How do we tell the stories of our families? Of our own becoming? When does a document fail to convey the embodied memories from our past? In these three diary films and cinepoems from Sloan Asakura, Julia Anna Morrison, and Heather Quinn, each filmmaker grapples with home videos, archival footage, and family lore in an attempt to generate an understanding of the histories that have informed their present identities. But each exploration and inquiry ultimately reveals the impossibility of such an endeavor – archives hide as much as they reveal, and memories are both fleeting and malleable. Obsolete technologies cannot resurrect the ghosts we seek to memorialize. Words cannot capture the essences of those we’ve loved – and lost.  

Quinn’s The Wound of Time opens with the sound of a VHS tape entering a VCR, sonically drawing our attention to the film’s construction. As the VHS clicks into place, the screen flicks to blue, immediately followed by the title of Quinn’s film. Scenes of children’s birthday parties and Christmas gatherings fill The Wound of Time’s opening before Quinn begins to narrate a moment from years ago when their step-father’s garage “had to be gutted.” Within this storage space hangs Quinn’s dead mother’s old clothes, hairbrushes, pictures, and other “souvenirs of our family.” Various tracking shots, from a car cruising down a road or walking behind a relative, underscore the film’s search for a “trace of the past, echoing through time.” Quinn calls The Wound of Time an essay and this designation is apt. I think of Phillip Lopate’s description: “An essay is…enacting the struggle for truth in full view.” Quinn’s words, coupled with myriad home videos, deftly enacts that struggle with narrative propulsion and eloquence. 

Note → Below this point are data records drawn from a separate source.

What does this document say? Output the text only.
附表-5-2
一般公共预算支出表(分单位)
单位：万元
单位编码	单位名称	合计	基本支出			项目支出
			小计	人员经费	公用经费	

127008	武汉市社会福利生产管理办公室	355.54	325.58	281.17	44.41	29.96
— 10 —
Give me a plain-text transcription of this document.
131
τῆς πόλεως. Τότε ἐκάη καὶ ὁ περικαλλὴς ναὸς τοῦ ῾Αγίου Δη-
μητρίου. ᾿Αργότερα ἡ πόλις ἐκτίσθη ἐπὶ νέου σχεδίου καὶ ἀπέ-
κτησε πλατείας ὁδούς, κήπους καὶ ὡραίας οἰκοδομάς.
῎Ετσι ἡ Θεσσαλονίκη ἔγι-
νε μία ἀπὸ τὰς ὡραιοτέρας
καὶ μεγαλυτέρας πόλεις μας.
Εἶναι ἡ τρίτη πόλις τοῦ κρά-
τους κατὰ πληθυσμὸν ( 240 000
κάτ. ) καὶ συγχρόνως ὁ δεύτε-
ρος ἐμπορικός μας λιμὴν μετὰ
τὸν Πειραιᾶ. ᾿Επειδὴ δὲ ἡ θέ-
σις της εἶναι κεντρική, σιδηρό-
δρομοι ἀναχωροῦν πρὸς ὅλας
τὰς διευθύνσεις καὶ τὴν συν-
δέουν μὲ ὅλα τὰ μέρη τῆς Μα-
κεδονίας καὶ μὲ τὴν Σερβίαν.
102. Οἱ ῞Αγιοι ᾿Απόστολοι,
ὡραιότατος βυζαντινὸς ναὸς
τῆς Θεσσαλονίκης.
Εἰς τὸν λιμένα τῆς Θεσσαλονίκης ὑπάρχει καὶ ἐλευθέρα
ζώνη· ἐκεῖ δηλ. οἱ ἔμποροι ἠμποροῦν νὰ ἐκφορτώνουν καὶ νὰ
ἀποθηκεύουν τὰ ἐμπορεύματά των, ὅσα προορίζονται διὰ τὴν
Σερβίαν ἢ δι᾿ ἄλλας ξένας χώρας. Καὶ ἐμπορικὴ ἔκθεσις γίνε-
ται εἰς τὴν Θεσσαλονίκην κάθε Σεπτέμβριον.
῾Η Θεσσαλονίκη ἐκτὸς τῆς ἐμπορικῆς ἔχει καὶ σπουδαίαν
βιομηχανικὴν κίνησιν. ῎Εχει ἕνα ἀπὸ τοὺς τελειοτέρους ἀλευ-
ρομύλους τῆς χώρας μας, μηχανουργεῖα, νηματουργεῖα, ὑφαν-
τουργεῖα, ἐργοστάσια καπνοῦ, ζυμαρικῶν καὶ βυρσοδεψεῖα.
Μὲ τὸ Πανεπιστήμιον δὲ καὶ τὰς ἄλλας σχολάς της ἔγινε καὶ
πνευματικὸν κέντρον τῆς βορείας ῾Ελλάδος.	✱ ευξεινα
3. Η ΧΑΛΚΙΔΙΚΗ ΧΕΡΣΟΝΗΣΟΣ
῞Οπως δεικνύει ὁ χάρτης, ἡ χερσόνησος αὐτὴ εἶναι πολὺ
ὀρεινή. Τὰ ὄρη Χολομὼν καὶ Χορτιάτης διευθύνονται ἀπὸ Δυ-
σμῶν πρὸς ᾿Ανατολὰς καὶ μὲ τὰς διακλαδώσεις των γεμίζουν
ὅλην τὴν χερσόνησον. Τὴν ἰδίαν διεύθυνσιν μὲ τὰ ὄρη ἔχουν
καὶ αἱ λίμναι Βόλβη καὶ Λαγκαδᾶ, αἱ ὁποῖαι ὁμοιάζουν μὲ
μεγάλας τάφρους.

–Hannah Bonner, Video Editor

Heather Quinn

Heather Quinn is a writer, photographer and videographer based in St Paul, MN. Their work has appeared in Fourth Genre, Vela, Longreads, The Rumpus, and elsewhere. They are the 2025 recipient of the Waterston Desert Writing Prize and a past recipient of fellowships and support from the McKnight Foundation, Tin House, the Loft Literary Center, and Art Omi. The Wound of Time is their first video essay. Constructed from personal archives left behind by their mother — photographs, cassettes, and VHS tapes— it's a short documentary collage about the traces we keep, the artifacts we inherit, and the way grief and memory reorganizes time.